Semjon Aron Dreiling untersucht ‚launige Götterbilder‘ in frühneuzeitlichen Bildkünsten und verhilft zu interessanten Einsichten

Von Jörg FüllgrabeRSS-Newsfeed neuer Artikel von Jörg Füllgrabe

Besprochene Bücher / Literaturhinweise

Die vorliegende Überarbeitung der im Jahre 2014 an der Ludwig-Maximilians-Universität vorgelegten Dissertationsarbeit verspricht sehr viel – und hält immerhin Einiges. Beginnen wir mit einem Negativaspekt, der zuvorderst technischer Natur ist: Was bereits angesichts des interessanten Buchtitels, vor allem aber auch des wirklich üppigen Preises zu erwarten war, ein angemessener Abbildungsanteil der ‚launigen Götterbilder‘ findet sich bedauerlicher Weise nicht. Zwar gibt es insgesamt 42 Abbildungen, deren Qualität aber vorsichtig formuliert und ungeachtet der Tatsache, dass es sich um teils wohl nicht kolorierte Stiche oder Federzeichnungen handelt, mitunter höher hätte sein müssen. Damit soll es aber zunächst sein Bewenden haben.

Zum Inhalt Folgendes: Wesentlich ist, dass Semjon Aron Dreiling im Wissen um die grundsätzliche De-Kontextualisierung bildlicher Darstellungen antik-mythologischen Inhalts eine konzeptuelle Ordnung vorschlägt, das heißt verschiedene bereits vorhandene Ansätze und Aspekte zusammenführt und eine Struktur vorgibt. Der Autor verfolgt das Ziel, „das heterogene Material ‚launiger Götterbilder‘ erstmals in seiner Vielfalt zu sichten und sodann ausgewählte Bildwerke im Rahmen größerer Motivkomplexe zu kontextualisieren“.

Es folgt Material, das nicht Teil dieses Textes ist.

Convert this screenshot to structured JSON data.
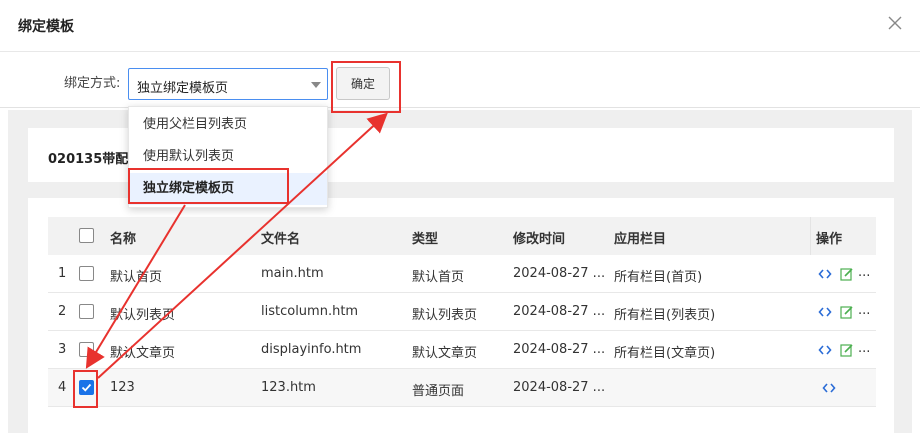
{
  "dialog": {
    "title": "绑定模板"
  },
  "bind": {
    "label": "绑定方式:",
    "selected": "独立绑定模板页",
    "options": [
      "使用父栏目列表页",
      "使用默认列表页",
      "独立绑定模板页"
    ],
    "confirm_label": "确定"
  },
  "card": {
    "name": "020135带配置"
  },
  "table": {
    "headers": {
      "name": "名称",
      "file": "文件名",
      "type": "类型",
      "modified": "修改时间",
      "column": "应用栏目",
      "actions": "操作"
    },
    "rows": [
      {
        "index": "1",
        "name": "默认首页",
        "file": "main.htm",
        "type": "默认首页",
        "modified": "2024-08-27 ...",
        "column": "所有栏目(首页)",
        "checked": false,
        "more": "..."
      },
      {
        "index": "2",
        "name": "默认列表页",
        "file": "listcolumn.htm",
        "type": "默认列表页",
        "modified": "2024-08-27 ...",
        "column": "所有栏目(列表页)",
        "checked": false,
        "more": "..."
      },
      {
        "index": "3",
        "name": "默认文章页",
        "file": "displayinfo.htm",
        "type": "默认文章页",
        "modified": "2024-08-27 ...",
        "column": "所有栏目(文章页)",
        "checked": false,
        "more": "..."
      },
      {
        "index": "4",
        "name": "123",
        "file": "123.htm",
        "type": "普通页面",
        "modified": "2024-08-27 ...",
        "column": "",
        "checked": true,
        "more": ""
      }
    ]
  },
  "icons": {
    "close": "close-icon",
    "dropdown": "chevron-down-icon",
    "code": "code-icon",
    "edit": "edit-icon",
    "check": "check-icon"
  },
  "colors": {
    "accent": "#1a73e8",
    "highlight": "#e8322e",
    "code_icon": "#2b6cd6",
    "edit_icon": "#4caf50"
  }
}
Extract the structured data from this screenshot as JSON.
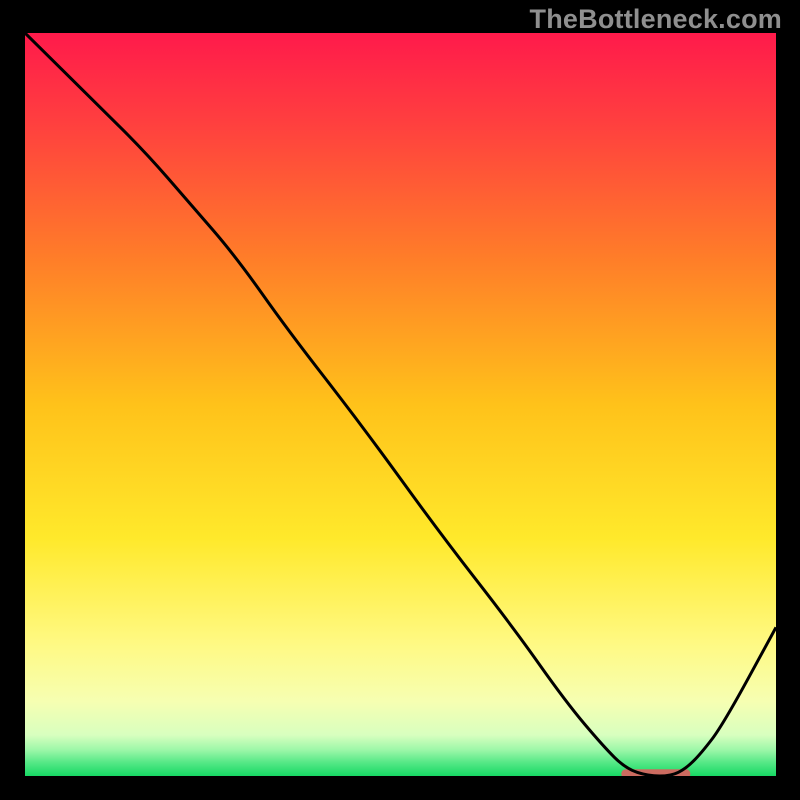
{
  "watermark": "TheBottleneck.com",
  "chart_data": {
    "type": "line",
    "title": "",
    "xlabel": "",
    "ylabel": "",
    "xlim": [
      0,
      100
    ],
    "ylim": [
      0,
      100
    ],
    "x": [
      0,
      9,
      16,
      22,
      28,
      35,
      45,
      55,
      65,
      72,
      77,
      80,
      83,
      86,
      88,
      90,
      93,
      100
    ],
    "values": [
      100,
      91,
      84,
      77,
      70,
      60,
      47,
      33,
      20,
      10,
      4,
      1,
      0,
      0,
      1,
      3,
      7,
      20
    ],
    "background_gradient": {
      "stops": [
        {
          "offset": 0.0,
          "color": "#ff1a4b"
        },
        {
          "offset": 0.12,
          "color": "#ff3f3f"
        },
        {
          "offset": 0.3,
          "color": "#ff7c29"
        },
        {
          "offset": 0.5,
          "color": "#ffc21a"
        },
        {
          "offset": 0.68,
          "color": "#ffe92b"
        },
        {
          "offset": 0.82,
          "color": "#fff982"
        },
        {
          "offset": 0.9,
          "color": "#f6ffb2"
        },
        {
          "offset": 0.945,
          "color": "#d8ffbf"
        },
        {
          "offset": 0.965,
          "color": "#9cf7a8"
        },
        {
          "offset": 0.982,
          "color": "#55e886"
        },
        {
          "offset": 1.0,
          "color": "#17d964"
        }
      ]
    },
    "marker": {
      "x_start": 80,
      "x_end": 88,
      "y": 0.3,
      "color": "#cc6b60",
      "thickness": 9
    },
    "line_color": "#000000",
    "line_width": 3
  }
}
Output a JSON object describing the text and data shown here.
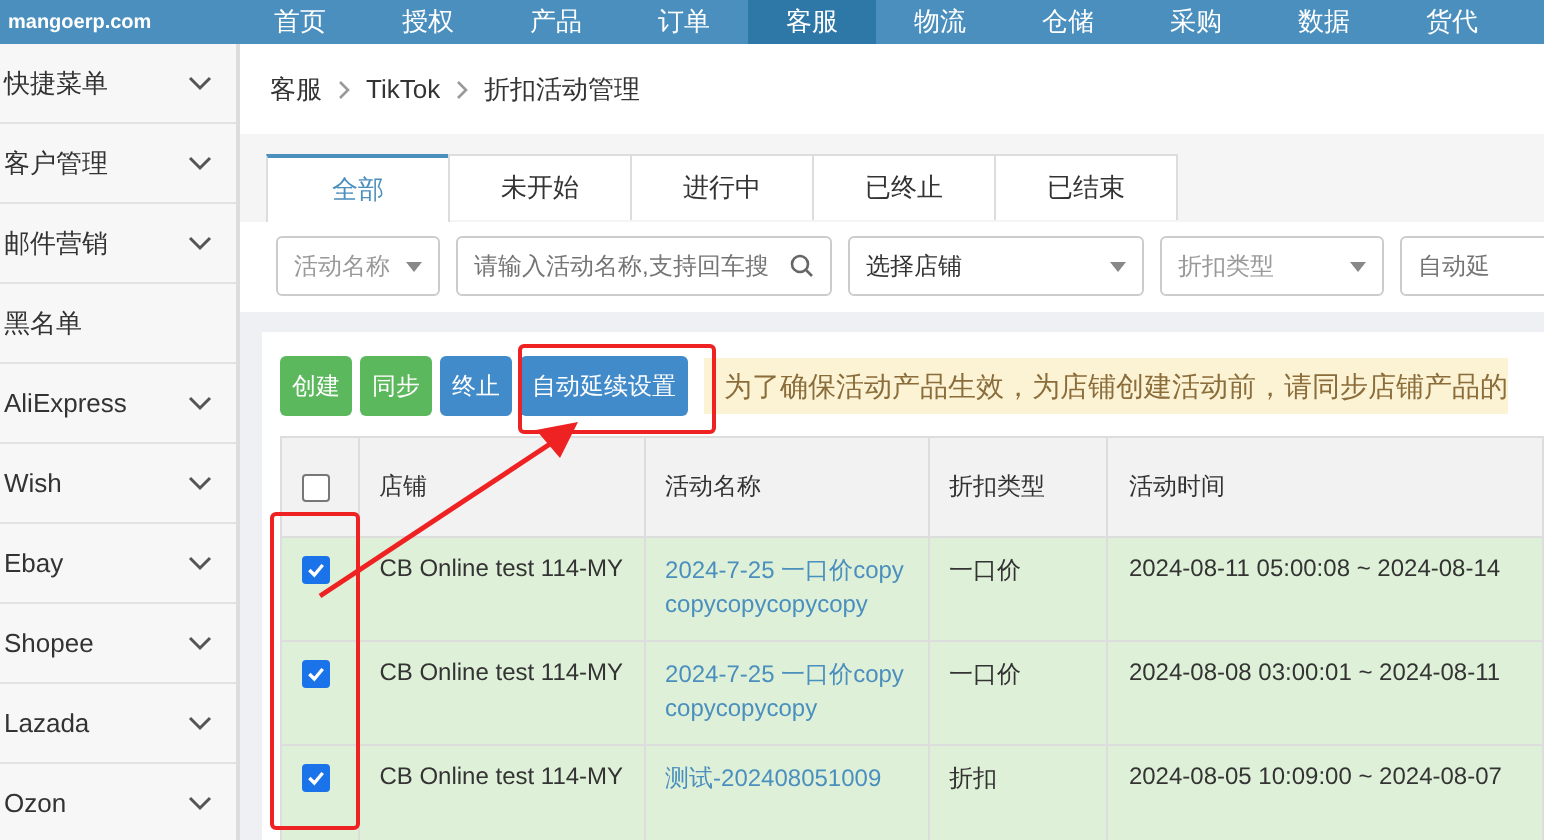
{
  "header": {
    "logo": "mangoerp.com",
    "nav": [
      {
        "label": "首页",
        "selected": false
      },
      {
        "label": "授权",
        "selected": false
      },
      {
        "label": "产品",
        "selected": false
      },
      {
        "label": "订单",
        "selected": false
      },
      {
        "label": "客服",
        "selected": true
      },
      {
        "label": "物流",
        "selected": false
      },
      {
        "label": "仓储",
        "selected": false
      },
      {
        "label": "采购",
        "selected": false
      },
      {
        "label": "数据",
        "selected": false
      },
      {
        "label": "货代",
        "selected": false
      }
    ]
  },
  "sidebar": {
    "items": [
      {
        "label": "快捷菜单",
        "expandable": true
      },
      {
        "label": "客户管理",
        "expandable": true
      },
      {
        "label": "邮件营销",
        "expandable": true
      },
      {
        "label": "黑名单",
        "expandable": false
      },
      {
        "label": "AliExpress",
        "expandable": true
      },
      {
        "label": "Wish",
        "expandable": true
      },
      {
        "label": "Ebay",
        "expandable": true
      },
      {
        "label": "Shopee",
        "expandable": true
      },
      {
        "label": "Lazada",
        "expandable": true
      },
      {
        "label": "Ozon",
        "expandable": true
      }
    ]
  },
  "breadcrumb": [
    "客服",
    "TikTok",
    "折扣活动管理"
  ],
  "tabs": [
    {
      "label": "全部",
      "selected": true
    },
    {
      "label": "未开始",
      "selected": false
    },
    {
      "label": "进行中",
      "selected": false
    },
    {
      "label": "已终止",
      "selected": false
    },
    {
      "label": "已结束",
      "selected": false
    }
  ],
  "filters": [
    {
      "kind": "select",
      "value": "活动名称",
      "placeholder_style": true
    },
    {
      "kind": "search",
      "placeholder": "请输入活动名称,支持回车搜"
    },
    {
      "kind": "select",
      "value": "选择店铺",
      "placeholder_style": false
    },
    {
      "kind": "select",
      "value": "折扣类型",
      "placeholder_style": true
    },
    {
      "kind": "text",
      "placeholder": "自动延"
    }
  ],
  "actions": [
    {
      "label": "创建",
      "color": "#5cb85c"
    },
    {
      "label": "同步",
      "color": "#5cb85c"
    },
    {
      "label": "终止",
      "color": "#428bca"
    },
    {
      "label": "自动延续设置",
      "color": "#428bca"
    }
  ],
  "notice": "为了确保活动产品生效，为店铺创建活动前，请同步店铺产品的",
  "table": {
    "header_checked": false,
    "columns": [
      "店铺",
      "活动名称",
      "折扣类型",
      "活动时间"
    ],
    "rows": [
      {
        "checked": true,
        "shop": "CB Online test 114-MY",
        "name": "2024-7-25 一口价copy copycopycopycopy",
        "type": "一口价",
        "time": "2024-08-11 05:00:08 ~ 2024-08-14"
      },
      {
        "checked": true,
        "shop": "CB Online test 114-MY",
        "name": "2024-7-25 一口价copy copycopycopy",
        "type": "一口价",
        "time": "2024-08-08 03:00:01 ~ 2024-08-11"
      },
      {
        "checked": true,
        "shop": "CB Online test 114-MY",
        "name": "测试-202408051009",
        "type": "折扣",
        "time": "2024-08-05 10:09:00 ~ 2024-08-07"
      }
    ]
  }
}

Dabei geht es Dreiling – das Attribut ‚launig‘ verweist ja bereits darauf – in erster Linie um die Thematisierung bildlicher Darstellungen und Adaptionen antiker Mythologie, die nicht nur im engeren, also religiösen Sinne, de-kontextualisiert sind, sondern darüber hinausweisend eine quasi subversive Komponente aufweisen, indem sie zumindest als Parodie, Satire oder gar herrschaftskritische Medien aufgefasst wurden.

Das vorliegende Buch ist nach einer knappen Einführung in den Forschungsstand und Klärung der Begriffsdefinition zu diesem Zweck in zwei Großkomplexe unterteilt: „Bilder und Gegenbilder des Parnass – Der Mythos als Metasprache“ sowie „Der Olymp im Zerrspiegel – Hässliche und verkleidete Götter“.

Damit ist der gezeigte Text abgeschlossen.